Getty Acquires Archive of Raymond Pettibon
Archive covers the Southern California artist’s early practice in the late 1970s to the present day

Black Flag at the Starwood, 1980, Raymond Pettibon. Concert flyer, 8 1/2 x 11 in. Getty Research Institute, 2024.M.70. Gift of Raymond Pettibon.
Body Content
Getty has acquired the archive of American artist Raymond Pettibon.
Pettibon, who became known in the 1980s for his work in the Southern California music scene, particularly through posters and album covers, later gained widespread recognition in the fine art world. His distinctive visual language incorporates an eclectic range of American cultural and historical references, blending elements from popular culture, literature, sports, politics, and religion. His most iconic works synthesize crashing waves, surfers riding the tube, and sardonic text extracted and repurposed from literary sources.
The archive was donated to the Getty Conservation Institute’s Reference Collection and Getty Research Institute Special Collections.

Pettibon paints and inks donated to the GCI, 2024. Getty Research Institute
The Reference Collection will house paint tubes and ink jars related to his materials and techniques, while the bulk of the archive will be housed at the Getty Reserch Institute. The archive includes handwritten notes, zine mockup pages, original screenprints and linocuts, screenprinted skateboard decks and a surfboard, concert flyers, printed ephemera for exhibitions and events, among many other items.
The collection significantly enhances the Getty's collections of reference materials and archives relating to Pettibon, who has previously donated drawings, zines, and concert flyers starting in 1992. Overall, the archive builds strongly on the Getty’s collections of Southern California art history, while also moving the collections chronologically forward with an artist whose mature works developed in the 1980s and 90s. The materials will be particularly useful to conservators and scholars, as they reveal much about Pettibon’s working methods, processes, and use of source materials. Pettibon was artist in residence at the GRI for its 2003-04 theme year “Markets and Value,” and the archive includes his extensive notes and research conducted during the residency.

No Title (Boston Brave), 2017, Raymond Pettibon.

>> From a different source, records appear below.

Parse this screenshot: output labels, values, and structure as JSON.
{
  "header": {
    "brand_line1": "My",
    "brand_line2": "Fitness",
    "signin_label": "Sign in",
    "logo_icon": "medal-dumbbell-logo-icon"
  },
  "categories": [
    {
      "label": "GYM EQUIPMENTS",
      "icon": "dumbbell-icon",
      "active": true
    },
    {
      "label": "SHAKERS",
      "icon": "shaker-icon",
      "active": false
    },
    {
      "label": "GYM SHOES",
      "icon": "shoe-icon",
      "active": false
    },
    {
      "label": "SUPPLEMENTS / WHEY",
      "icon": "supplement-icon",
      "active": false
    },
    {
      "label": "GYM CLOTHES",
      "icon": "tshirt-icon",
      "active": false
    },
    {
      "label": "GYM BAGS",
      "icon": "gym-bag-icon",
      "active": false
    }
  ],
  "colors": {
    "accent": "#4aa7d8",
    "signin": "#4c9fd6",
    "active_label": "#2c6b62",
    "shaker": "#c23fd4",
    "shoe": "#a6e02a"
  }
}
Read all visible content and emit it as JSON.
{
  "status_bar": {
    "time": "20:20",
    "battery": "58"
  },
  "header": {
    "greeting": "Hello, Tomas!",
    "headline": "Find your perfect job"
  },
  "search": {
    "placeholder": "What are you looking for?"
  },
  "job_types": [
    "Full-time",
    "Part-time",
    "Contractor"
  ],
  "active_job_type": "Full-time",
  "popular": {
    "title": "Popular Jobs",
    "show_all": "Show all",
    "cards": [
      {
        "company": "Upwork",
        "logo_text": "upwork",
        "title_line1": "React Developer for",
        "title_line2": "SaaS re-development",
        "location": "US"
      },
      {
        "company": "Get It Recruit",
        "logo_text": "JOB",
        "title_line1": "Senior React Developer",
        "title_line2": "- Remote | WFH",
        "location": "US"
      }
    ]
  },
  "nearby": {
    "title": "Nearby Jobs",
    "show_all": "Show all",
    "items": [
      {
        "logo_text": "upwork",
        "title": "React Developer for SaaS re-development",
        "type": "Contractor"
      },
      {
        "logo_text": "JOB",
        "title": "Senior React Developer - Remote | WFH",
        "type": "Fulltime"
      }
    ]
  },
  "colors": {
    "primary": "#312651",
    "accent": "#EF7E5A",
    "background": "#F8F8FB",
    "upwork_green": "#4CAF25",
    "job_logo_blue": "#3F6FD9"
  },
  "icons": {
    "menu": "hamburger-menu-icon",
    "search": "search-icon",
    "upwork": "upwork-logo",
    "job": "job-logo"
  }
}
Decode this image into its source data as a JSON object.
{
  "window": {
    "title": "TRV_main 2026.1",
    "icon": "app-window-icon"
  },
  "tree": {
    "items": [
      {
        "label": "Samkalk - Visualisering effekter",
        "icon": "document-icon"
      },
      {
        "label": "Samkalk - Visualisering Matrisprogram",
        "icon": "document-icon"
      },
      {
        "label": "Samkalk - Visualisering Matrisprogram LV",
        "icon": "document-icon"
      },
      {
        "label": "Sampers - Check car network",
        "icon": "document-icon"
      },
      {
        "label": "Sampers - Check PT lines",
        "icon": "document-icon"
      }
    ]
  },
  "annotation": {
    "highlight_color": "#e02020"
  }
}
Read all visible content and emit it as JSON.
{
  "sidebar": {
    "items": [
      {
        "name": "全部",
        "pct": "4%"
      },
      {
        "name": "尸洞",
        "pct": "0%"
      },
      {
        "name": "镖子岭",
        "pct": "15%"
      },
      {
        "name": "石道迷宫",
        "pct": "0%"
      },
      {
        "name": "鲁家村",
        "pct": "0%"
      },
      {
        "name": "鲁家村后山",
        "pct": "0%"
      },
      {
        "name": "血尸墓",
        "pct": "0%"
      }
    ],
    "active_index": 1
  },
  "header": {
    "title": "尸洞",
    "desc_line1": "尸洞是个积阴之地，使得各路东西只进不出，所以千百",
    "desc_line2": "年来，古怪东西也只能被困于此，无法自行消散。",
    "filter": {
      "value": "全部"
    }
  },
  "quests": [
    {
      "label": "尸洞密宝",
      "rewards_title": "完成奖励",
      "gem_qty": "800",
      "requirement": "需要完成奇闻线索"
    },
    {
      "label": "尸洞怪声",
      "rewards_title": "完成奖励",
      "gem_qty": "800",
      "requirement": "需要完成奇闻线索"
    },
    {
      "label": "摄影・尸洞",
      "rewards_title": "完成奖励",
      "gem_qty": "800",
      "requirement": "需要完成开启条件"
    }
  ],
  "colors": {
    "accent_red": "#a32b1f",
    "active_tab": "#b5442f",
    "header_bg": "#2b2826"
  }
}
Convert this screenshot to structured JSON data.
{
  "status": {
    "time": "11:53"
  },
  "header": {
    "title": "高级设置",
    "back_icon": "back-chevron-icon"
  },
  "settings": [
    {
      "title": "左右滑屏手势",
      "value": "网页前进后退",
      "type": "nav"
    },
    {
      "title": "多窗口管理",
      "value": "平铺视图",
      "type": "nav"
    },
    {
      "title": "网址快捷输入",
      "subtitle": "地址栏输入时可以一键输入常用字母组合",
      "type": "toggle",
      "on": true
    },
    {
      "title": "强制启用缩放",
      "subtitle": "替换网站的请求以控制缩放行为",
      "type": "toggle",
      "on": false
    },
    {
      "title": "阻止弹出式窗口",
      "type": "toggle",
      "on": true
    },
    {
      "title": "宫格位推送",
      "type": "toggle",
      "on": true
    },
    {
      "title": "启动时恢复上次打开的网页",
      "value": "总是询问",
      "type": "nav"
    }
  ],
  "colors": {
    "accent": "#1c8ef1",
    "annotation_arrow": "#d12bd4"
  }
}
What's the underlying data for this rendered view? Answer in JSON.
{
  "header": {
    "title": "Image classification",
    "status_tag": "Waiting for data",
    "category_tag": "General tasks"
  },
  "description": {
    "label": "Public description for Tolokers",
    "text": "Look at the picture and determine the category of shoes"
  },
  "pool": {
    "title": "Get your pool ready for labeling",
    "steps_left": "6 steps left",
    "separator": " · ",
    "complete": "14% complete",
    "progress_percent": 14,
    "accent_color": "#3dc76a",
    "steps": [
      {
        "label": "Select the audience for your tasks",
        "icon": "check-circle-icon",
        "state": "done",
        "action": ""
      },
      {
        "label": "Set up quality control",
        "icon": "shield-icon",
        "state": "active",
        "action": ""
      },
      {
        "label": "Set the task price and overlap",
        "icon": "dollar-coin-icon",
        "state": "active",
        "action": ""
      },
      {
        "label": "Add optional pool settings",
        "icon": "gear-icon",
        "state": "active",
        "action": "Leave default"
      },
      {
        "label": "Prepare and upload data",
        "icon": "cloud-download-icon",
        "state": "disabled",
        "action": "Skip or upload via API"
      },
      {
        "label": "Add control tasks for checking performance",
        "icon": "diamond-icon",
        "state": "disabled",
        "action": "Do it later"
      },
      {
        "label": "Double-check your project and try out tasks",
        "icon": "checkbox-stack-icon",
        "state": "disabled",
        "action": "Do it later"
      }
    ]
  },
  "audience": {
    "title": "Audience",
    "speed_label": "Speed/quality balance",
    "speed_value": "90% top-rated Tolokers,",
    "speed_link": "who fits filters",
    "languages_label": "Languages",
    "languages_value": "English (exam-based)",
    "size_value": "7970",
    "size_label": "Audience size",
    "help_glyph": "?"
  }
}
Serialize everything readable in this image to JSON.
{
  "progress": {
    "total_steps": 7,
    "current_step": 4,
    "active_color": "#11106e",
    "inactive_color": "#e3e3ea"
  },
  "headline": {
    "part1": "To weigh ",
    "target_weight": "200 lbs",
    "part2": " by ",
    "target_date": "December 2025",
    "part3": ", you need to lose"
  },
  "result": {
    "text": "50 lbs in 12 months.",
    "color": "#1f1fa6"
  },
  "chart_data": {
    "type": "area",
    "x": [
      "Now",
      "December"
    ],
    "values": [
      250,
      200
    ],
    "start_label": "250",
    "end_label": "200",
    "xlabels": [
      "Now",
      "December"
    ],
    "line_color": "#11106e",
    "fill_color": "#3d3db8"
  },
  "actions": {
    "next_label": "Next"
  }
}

Skateboards, 8 x 31 in. Getty Research Institute, 2024.M.70. Gift of Raymond Pettibon.
“This acquisition ensures that Pettibon's legacy will be preserved and made accessible for future generations of scholars, curators, and artists, allowing them to better understand the intersection of culture, politics, and personal narrative in his work,” says Glenn Phillips, Chief Curator of the Getty Research Institute
About Raymond Pettibon
Raymond Pettibon (né Raymond Ginn) was born in 1957 in Tucson, Arizona and primarily grew up in Hermosa Beach, California. The artist’s nom de plume, Pettibon, sometimes spelled Pettibone in very early works, was coined by his father.
Pettibon graduated from UCLA at the age of 19 with a bachelor’s degree in Economics. Throughout the late 1970s he immersed himself in drawing, reading, and writing. It was during this period that he became involved with the music and bands associated with his brother, Greg Ginn, founder of the punk rock bank Black Flag. Pettibon designed Black Flag’s iconic four bar logo and contributed drawings for that band’s concert flyers and album covers as well as for other bands such as Sonic Youth and Minutemen.
Working across media that includes prints, drawings, paintings, video, zines, and Xerox art, Pettibon is among the most prominent artists to emerge from Los Angeles in the 1980s and 1990s. He was included in iconic survey exhibitions of Southern California art such as Helter Skelter: L.A. Art in the 1990s at the Museum of Contemporary Art, Los Angeles. His retrospective Raymond Pettibon: A Pen of All Work was presented at the New Museum in 2017.
Pettibon moved from Los Angeles to New York in 2012.
His work is in the collections of numerous museums and libraries including the Baltimore Museum of Art; Centre Georges Pompidou, Paris; Getty Research Institute, Los Angeles; Hamburger Bahnhof – Museum für Gegenwart, Berlin; Institute of Contemporary Art, Miami; Israel Museum, Jerusalem; Los Angeles County Museum of Art; Moderna Museet, Stockholm; Museo Nacional Centro de Arte Reina Sofía, Madrid; Museum of Contemporary Art, Los Angeles; Museum of Modern Art, New York; San Francisco Museum of Modern Art; Tate, London; Walker Art Center, Minneapolis, Minnesota; the Whitney Museum of American Art, New York; and Yale Library, New Haven, Connecticut.